= Helen Lewis (chemist) =

American chemist

Helen Geneva Lewis (October 22, 1896 – missing) was an American chemist.

== Early life and education ==
Born in New Haven, Connecticut, Lewis attended Mount Holyoke College for her undergraduate education and earned her degree in 1921. She then moved to Yale University as an honorary scholar, and earned her Ph.D. in 1923. She pursued postgraduate education at the University of Paris from 1926 to 1927 and at Claremont College in 1928.

== Career and research ==
Lewis's career began in teaching chemistry. She taught at Connecticut College in 1925 and at Long Beach Junior College from 1928 to 1929. She then moved to Stanford University, where she was a researcher from 1931 to 1934. While at Stanford, she conducted research on protein metabolism, amino acids, and the vapor pressure of salt solutions.
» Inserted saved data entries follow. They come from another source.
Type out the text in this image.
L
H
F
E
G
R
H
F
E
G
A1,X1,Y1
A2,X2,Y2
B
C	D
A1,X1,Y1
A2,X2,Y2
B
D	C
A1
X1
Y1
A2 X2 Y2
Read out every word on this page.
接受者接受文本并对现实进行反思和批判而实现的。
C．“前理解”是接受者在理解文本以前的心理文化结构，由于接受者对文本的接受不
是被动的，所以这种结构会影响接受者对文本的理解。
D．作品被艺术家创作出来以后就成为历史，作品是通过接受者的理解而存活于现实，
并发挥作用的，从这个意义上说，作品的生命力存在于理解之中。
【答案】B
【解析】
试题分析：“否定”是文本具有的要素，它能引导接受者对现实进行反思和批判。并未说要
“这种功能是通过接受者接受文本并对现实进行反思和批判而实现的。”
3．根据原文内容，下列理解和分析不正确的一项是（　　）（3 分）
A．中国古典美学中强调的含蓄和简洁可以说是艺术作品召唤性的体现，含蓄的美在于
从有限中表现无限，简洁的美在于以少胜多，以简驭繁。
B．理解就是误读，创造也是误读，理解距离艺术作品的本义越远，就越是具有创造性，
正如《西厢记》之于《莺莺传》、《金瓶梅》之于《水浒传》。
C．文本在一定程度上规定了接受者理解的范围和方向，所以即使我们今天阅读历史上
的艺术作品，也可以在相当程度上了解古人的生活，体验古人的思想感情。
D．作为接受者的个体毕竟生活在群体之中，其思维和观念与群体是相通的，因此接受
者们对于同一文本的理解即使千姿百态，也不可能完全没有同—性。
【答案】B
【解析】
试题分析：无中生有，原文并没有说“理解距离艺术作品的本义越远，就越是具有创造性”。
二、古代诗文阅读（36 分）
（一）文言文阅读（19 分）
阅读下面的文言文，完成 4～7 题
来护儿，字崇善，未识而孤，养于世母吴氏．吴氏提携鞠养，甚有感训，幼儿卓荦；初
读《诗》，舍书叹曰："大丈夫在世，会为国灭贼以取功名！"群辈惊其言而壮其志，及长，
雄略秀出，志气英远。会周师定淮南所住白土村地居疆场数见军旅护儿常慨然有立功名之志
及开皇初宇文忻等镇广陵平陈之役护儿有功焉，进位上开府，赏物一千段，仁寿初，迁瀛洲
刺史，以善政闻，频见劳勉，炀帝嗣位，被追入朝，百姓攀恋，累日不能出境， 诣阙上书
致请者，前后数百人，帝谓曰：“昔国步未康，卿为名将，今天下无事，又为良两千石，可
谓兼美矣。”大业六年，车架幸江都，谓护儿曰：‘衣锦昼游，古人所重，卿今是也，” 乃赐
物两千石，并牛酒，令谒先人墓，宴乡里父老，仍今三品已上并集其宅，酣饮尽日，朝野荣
However, after four years, she returned to teaching and was a principal, from 1934 to 1935, at Miss Harker's School for girls in Palo Alto, a predecessor of today's Harker School. She was then a mathematics teacher at Beverly Hills High School from 1935 to 1936. After this stint in high schools, she returned to research with the College of Osteopathic Physicians and Surgeons, where she remained for the rest of her career and continued her biochemical research.